Translated by Ian Johnston
An emperor lies dying in the depths of his vast palace, and in his final moments, he dispatches a messenger with a personal message intended for you—a single, insignificant subject at the empire's farthest edge. The messenger is strong, tireless, devoted. He sets out immediately, bearing words meant for your ears alone. But between the imperial bedchamber and the distant edge of the realm lie endless corridors, countless courtyards, palace within palace, and beyond them the sprawling capital city with its teeming millions.
What follows is not an adventure of the messenger's journey but something stranger and more unsettling: a meditation on distance, hierarchy, and the impossibility of true communication across the vast structures that organize human life.

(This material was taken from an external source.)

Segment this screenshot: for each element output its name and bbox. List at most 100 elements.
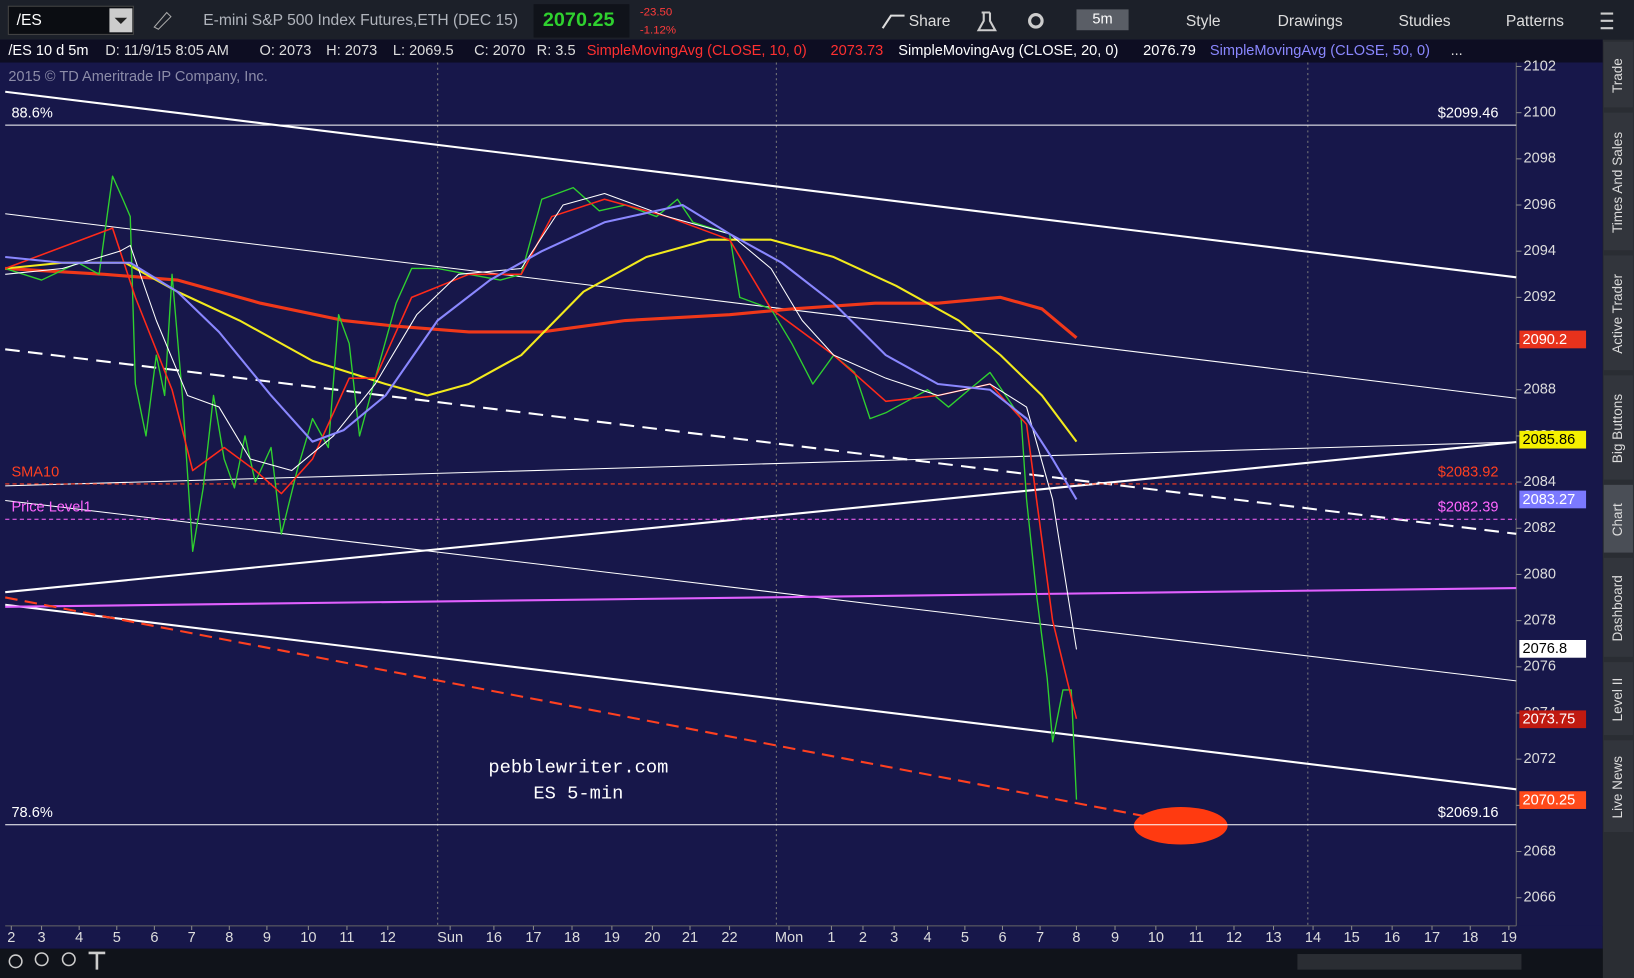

Kafka constructs this parable with mathematical precision, each obstacle described with calm certainty, each barrier as insurmountable as the last. The prose moves with a hypnotic rhythm, piling impediment upon impediment until the absurdity becomes a kind of metaphysical truth. The story asks whether meaning can traverse the distances built into the architecture of power, whether any message from the center can ever reach those at the margins, whether you—waiting at your window as evening falls—can ever truly receive what was meant for you.
This brief work distills Kafka's essential concerns into a single, crystalline image that has haunted readers for over a century. It rewards those drawn to literature that operates as allegory without ever fully resolving into a single interpretation, and readers who find beauty in prose that states the impossible with perfect, bureaucratic clarity.